Raw linseed oil is applied to military gun stocks to season and protect the wood without leaving a glossy finish, which would obviously be detrimental to any military application. Since the Luger is a military weapon, I personally prefer to use raw linseed oil to treat the stocks. Raw linseed oil is not meant to be painted on like varnish - it is rubbed on with a cloth in a light coat and allowed to penetrate the wood. When wood stocks were on G.I. weapons, this was the procedure as the last step in cleaning and oiling the weapon. Boiled linseed oil and tung oil are recommended by those who prefer glossy grips. Even raw linseed oil will give a sheen over time as the wood is handled and rubbed. U.S. G.I. stocks had to be periodically cleaned, sanded, stained and re-oiled to be returned to their correct appearance. This was usually done when the weapon came in for Depot maintenace. Anytime you see a Carbine or Garand with a glossy stock, you know that stock is not in original configuration.

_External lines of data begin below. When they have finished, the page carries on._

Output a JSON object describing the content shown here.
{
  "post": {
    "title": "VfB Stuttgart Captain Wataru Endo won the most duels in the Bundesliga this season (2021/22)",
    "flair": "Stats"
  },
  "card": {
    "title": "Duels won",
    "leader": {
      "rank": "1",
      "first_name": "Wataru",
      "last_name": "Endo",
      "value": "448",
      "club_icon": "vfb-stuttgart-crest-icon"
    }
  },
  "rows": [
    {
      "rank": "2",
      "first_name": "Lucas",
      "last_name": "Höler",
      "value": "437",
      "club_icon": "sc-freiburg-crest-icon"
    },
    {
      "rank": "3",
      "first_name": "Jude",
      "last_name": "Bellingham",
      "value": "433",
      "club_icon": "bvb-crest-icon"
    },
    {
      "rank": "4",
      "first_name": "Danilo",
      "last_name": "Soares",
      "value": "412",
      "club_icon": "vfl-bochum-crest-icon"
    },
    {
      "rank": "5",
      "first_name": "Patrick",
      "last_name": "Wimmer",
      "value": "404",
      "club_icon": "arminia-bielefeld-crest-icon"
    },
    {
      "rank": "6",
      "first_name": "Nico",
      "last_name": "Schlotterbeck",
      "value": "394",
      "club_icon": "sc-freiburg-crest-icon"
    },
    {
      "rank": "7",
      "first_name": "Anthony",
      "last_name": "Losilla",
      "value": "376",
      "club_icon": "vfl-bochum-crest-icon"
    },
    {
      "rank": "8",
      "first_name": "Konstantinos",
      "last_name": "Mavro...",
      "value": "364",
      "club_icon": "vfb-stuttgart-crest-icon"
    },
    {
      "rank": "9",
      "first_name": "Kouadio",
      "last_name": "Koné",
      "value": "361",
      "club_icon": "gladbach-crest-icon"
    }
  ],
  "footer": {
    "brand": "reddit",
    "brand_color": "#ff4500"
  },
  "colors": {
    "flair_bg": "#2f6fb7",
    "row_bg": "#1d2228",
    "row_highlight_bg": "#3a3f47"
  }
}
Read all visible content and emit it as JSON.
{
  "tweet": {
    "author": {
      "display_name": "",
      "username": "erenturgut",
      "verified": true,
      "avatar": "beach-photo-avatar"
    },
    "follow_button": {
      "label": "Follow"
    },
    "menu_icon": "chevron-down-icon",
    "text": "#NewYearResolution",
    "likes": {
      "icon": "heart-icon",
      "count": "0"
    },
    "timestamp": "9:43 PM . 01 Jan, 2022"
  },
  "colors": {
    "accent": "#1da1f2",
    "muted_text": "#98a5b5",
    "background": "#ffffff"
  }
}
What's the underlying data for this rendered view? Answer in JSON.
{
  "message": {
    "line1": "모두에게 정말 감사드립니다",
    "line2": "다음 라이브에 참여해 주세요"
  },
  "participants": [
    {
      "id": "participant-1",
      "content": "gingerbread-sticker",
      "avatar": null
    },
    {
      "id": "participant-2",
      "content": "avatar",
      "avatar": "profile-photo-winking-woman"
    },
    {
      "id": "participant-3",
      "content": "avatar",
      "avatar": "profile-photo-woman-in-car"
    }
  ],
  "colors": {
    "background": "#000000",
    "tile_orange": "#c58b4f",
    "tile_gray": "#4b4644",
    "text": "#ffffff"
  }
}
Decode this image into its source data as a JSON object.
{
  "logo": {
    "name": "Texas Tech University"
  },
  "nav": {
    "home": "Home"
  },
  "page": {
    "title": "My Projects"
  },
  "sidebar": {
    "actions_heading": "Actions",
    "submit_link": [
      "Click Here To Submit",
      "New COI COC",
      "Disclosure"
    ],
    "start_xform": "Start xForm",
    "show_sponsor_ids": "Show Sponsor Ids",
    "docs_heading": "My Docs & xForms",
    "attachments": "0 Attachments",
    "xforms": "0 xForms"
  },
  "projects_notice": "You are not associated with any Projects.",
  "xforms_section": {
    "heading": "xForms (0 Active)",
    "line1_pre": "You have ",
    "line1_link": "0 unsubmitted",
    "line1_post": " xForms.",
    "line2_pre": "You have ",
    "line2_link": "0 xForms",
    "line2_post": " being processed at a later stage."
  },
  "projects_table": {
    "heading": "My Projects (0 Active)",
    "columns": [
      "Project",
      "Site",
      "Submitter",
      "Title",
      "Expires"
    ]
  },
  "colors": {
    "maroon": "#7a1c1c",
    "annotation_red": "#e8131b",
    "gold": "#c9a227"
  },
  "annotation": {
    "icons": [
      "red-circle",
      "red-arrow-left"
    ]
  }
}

So, bottom line, if you want glossy stocks use boiled linseed oil. If you want the flat military look, use raw.
Important note: Any linseed oil is capable of spontaneous combustion, particularly on paper or cloth. This material must be disposed of properly to prevent fires. One method is to keep rags, cloth, etc. in an airtight steel container until disposal. Ask your local Fire Dep't. for more particulars.